Denizli Devlet Hastanesi Çocuk Enfeksiyon Uzmanı Dr. Dicle Şener, ailelerin yüzde 25’inin 37,8°C’nin altındaki değerlerde çocuklarına ateş düşürücü verdiğini belirterek, bu dozun zaman zaman yanlış kullanıldığını söyledi.

Ateşin genellikle vücutta var olan bir enfeksiyona karşı tepki olarak yükseldiğini belirten Şener, bu durumun enfeksiyonla savaşta çok önemli olduğunu söyledi. Şener, “Ateş enfeksiyonlara bağlı ya da enfeksiyon dışı faktörlere bağlı vücut ısısının normal sınırların üzerine yükselmesidir. Çocuklar ve bebeklerde hastaneye başvurma nedenlerinin önemli bir kısmında ateş en büyük etkendir. Normal vücut ısısı koltuk altında 37,4°C, ağız içinde 37,5°C, rektal 38°C, kulak zarında 37,8°C’nin altındadır.
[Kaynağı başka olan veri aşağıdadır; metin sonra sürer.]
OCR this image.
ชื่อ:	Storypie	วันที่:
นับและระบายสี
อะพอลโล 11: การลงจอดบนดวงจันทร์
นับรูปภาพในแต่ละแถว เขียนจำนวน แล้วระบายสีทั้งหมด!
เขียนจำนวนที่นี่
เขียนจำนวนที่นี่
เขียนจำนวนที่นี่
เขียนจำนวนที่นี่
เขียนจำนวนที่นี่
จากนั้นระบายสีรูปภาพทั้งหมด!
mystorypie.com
Bu değerlerin üstündeki değerler kabaca ateş olarak tanımlanır. Yaşamın ilk iki yılında çocuklarda yılda yaklaşık 4-6 ateşli nöbet görülebilir. Ateş, ailelerde ciddi korku ve kaygıya da neden olmaktadır. Ebeveynlerin çoğu, çok yüksek olmayan vücut ısılarının dahi çocukları için zararlı olabileceğini düşünmektedirler. Ateş vücuda giren enfeksiyon etkenlerine karşı normal fizyolojik bir yanıttır ve enfeksiyonla savaşta çok önemlidir. Ateşin yüksekliği her zaman enfeksiyonun ciddiyetinin göstergesi değildir." dedi.
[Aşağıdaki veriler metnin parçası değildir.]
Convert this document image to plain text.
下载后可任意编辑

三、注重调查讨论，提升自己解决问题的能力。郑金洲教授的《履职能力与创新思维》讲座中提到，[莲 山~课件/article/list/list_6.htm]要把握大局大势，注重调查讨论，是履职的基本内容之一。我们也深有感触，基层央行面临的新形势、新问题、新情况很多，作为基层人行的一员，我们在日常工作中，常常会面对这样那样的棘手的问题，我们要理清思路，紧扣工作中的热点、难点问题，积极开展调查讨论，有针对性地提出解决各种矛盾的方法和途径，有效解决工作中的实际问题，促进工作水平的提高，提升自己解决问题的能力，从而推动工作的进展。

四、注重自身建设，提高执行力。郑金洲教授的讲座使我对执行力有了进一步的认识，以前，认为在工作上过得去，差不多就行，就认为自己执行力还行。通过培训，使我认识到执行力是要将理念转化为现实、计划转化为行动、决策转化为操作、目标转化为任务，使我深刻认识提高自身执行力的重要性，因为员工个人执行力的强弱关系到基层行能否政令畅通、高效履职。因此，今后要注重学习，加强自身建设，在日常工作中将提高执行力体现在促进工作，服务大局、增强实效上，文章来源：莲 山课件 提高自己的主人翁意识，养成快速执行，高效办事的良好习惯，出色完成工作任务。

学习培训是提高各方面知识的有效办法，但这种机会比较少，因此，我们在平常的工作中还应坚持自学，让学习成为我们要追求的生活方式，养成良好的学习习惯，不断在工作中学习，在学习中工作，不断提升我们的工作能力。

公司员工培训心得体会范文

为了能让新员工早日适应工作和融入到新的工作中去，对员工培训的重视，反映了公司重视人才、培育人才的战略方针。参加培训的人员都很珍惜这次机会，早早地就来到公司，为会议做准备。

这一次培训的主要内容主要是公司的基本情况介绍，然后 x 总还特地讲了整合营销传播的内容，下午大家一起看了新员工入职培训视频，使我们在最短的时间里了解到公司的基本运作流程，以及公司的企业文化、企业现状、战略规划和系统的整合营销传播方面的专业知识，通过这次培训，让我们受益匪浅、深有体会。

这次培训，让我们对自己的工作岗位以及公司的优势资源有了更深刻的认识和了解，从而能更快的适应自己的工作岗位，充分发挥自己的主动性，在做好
ÇOCUKLARDA ATEŞ DÜŞÜRÜCÜ DOZUNU YANLIŞ KULLANMAKTALAR

Ateşte özellikle korkulması gereken durumların 38,5°C’nin üzerindeki ateş, düşürülemeyen ateş, çocuğun yaşı, huzursuzluğu, toksik görünümü olduğunu vurgulayan Şener, bu gibi durumlarda ailelerin daha dikkatli olması gerektiğini ve mutlaka bir hekime başvurmalarını önerdi. Şener, ateşli çocuklarda yapılması gerekenleri ise şöyle sıraladı: “Ateşli gelen hastada yapılacak en önemli şey mümkünse nedenini ortaya çıkarmak, toksik çocukların yatış ve araştırılmasını yapmak, nedene yönelik tedavi planlamak ve dehidratasyonu (sıvı kaybını) engellemektir. Ateşli çocuğu değerlendirirken ateşin derecesi, çocuğun yaşı, çocuğun toksik görünümde olup olmadığına dikkat edilmeli, çok dikkatli ve ayrıntılı hikaye alınmalıdır. Karar verirken öykü, fizik muayene ve laboratuvar sonuçları beraber değerlendirilmelidir. Ailelerin yüzde yüzde 25’i 37,8°C’nin altındaki değerlerde çocuklarına antipiretik (ateş düşürücü) vermektedir. Sık kullanılmasına rağmen büyük oranda antipiretik (ateş düşürücü) dozunun yanlış olduğu görülmektedir. Bu ilaçlar arasında en çok kullanılanlar parasetamol ve ibuprofendir. Ateş çocuğa rahatsızlık veriyorsa yani uzayan ağlamalar, huzursuzluk, iştah azalması ve uyku bozukluğu varsa onu rahatlatmak için antipiretikler (ateş düşürücüler) verilmelidir.”